The Charlottenburg branch was opened in 1932, in the rooms of the former Café des Westens on Kurfürstendamm No. 18/19, which ran till the building's destruction in 1945. After the war, the building was reconstructed employing contemporary model designs. However, the renovation disregarded historic features and height limitations of the building. Following the renovations business was resumed at the site in 1951. The current flat-roofed Kranzler-Eck building, with its distinct rotunda and red-white touched awnings, was erected in 1957/58. The Charlottenburg branch, in what was then West Berlin, went on to become a major tourist attraction of the Wirtschaftswunder era.
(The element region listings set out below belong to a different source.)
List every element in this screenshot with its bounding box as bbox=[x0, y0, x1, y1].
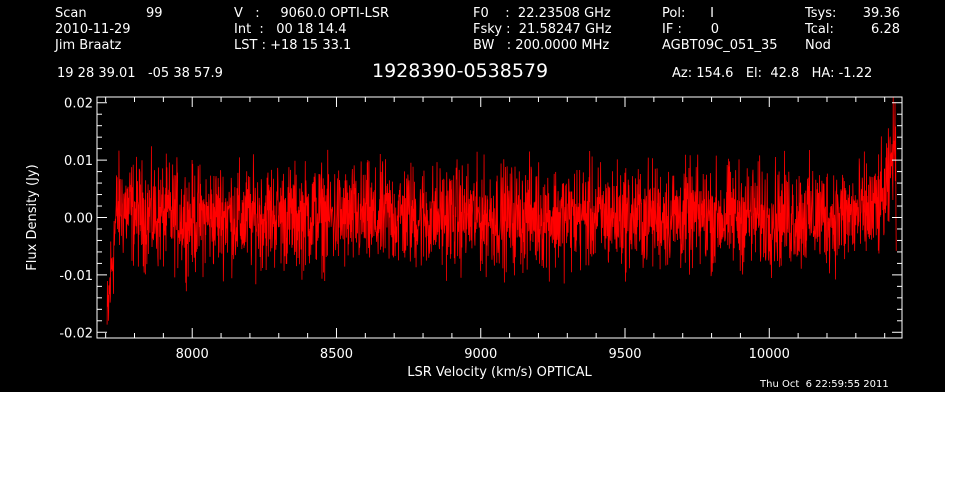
x-tick-label: 8500 bbox=[320, 347, 353, 362]
source-coordinates: 19 28 39.01 -05 38 57.9 bbox=[57, 66, 223, 81]
x-tick-label: 8000 bbox=[176, 347, 209, 362]
polarization: Pol: I bbox=[662, 6, 714, 21]
y-tick-label: 0.02 bbox=[64, 97, 93, 112]
session-id: AGBT09C_051_35 bbox=[662, 38, 778, 53]
x-tick-label: 9000 bbox=[464, 347, 497, 362]
spectrum-trace bbox=[106, 96, 897, 325]
x-tick-label: 10000 bbox=[749, 347, 790, 362]
y-tick-label: 0.01 bbox=[64, 154, 93, 169]
scan-number: 99 bbox=[146, 6, 163, 21]
observing-mode: Nod bbox=[805, 38, 831, 53]
bandwidth: BW : 200.0000 MHz bbox=[473, 38, 610, 53]
observer-name: Jim Braatz bbox=[55, 38, 122, 53]
y-tick-label: 0.00 bbox=[64, 212, 93, 227]
source-name-title: 1928390-0538579 bbox=[372, 60, 549, 82]
integration-time: Int : 00 18 14.4 bbox=[234, 22, 347, 37]
observation-date: 2010-11-29 bbox=[55, 22, 131, 37]
spectrum-plot-panel: Scan 99 2010-11-29 Jim Braatz V : 9060.0… bbox=[0, 0, 945, 392]
plot-timestamp: Thu Oct 6 22:59:55 2011 bbox=[760, 379, 889, 390]
tsys-label: Tsys: bbox=[805, 6, 837, 21]
sky-frequency: Fsky : 21.58247 GHz bbox=[473, 22, 612, 37]
x-tick-label: 9500 bbox=[608, 347, 641, 362]
y-tick-label: -0.01 bbox=[59, 269, 93, 284]
rest-frequency: F0 : 22.23508 GHz bbox=[473, 6, 611, 21]
tsys-value: 39.36 bbox=[862, 6, 900, 21]
tcal-label: Tcal: bbox=[805, 22, 834, 37]
tcal-value: 6.28 bbox=[871, 22, 900, 37]
if-number: IF : 0 bbox=[662, 22, 720, 37]
y-axis-label: Flux Density (Jy) bbox=[25, 164, 40, 270]
y-tick-label: -0.02 bbox=[59, 326, 93, 341]
pointing-readout: Az: 154.6 El: 42.8 HA: -1.22 bbox=[672, 66, 873, 81]
x-axis-label: LSR Velocity (km/s) OPTICAL bbox=[407, 365, 592, 380]
spectrum-chart: 8000 8500 9000 9500 10000 -0.02 -0.01 0.00 0.01 0… bbox=[25, 96, 903, 380]
lst-readout: LST : +18 15 33.1 bbox=[234, 38, 352, 53]
velocity-readout: V : 9060.0 OPTI-LSR bbox=[234, 6, 390, 21]
scan-label: Scan bbox=[55, 6, 87, 21]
However, after the fall of the Berlin Wall in 1989, the Café Kranzler fell victim to the massive redevelopment programme which has since then been changing the face of the city. In 2000 business discontinued and the Kranzler re-opened as a small bar in the rotunda on the second floor above the retail premises of a Gerry Weber store, built-in the Neues Kranzler Eck office building and shopping complex designed by Helmut Jahn. Since December 2016, the building’s main tenant is British fashion label Superdry while the cafè is currently leased to local coffee-roasting house The Barn. It now attracts a younger student clientele who enjoy sitting on the floor cushions.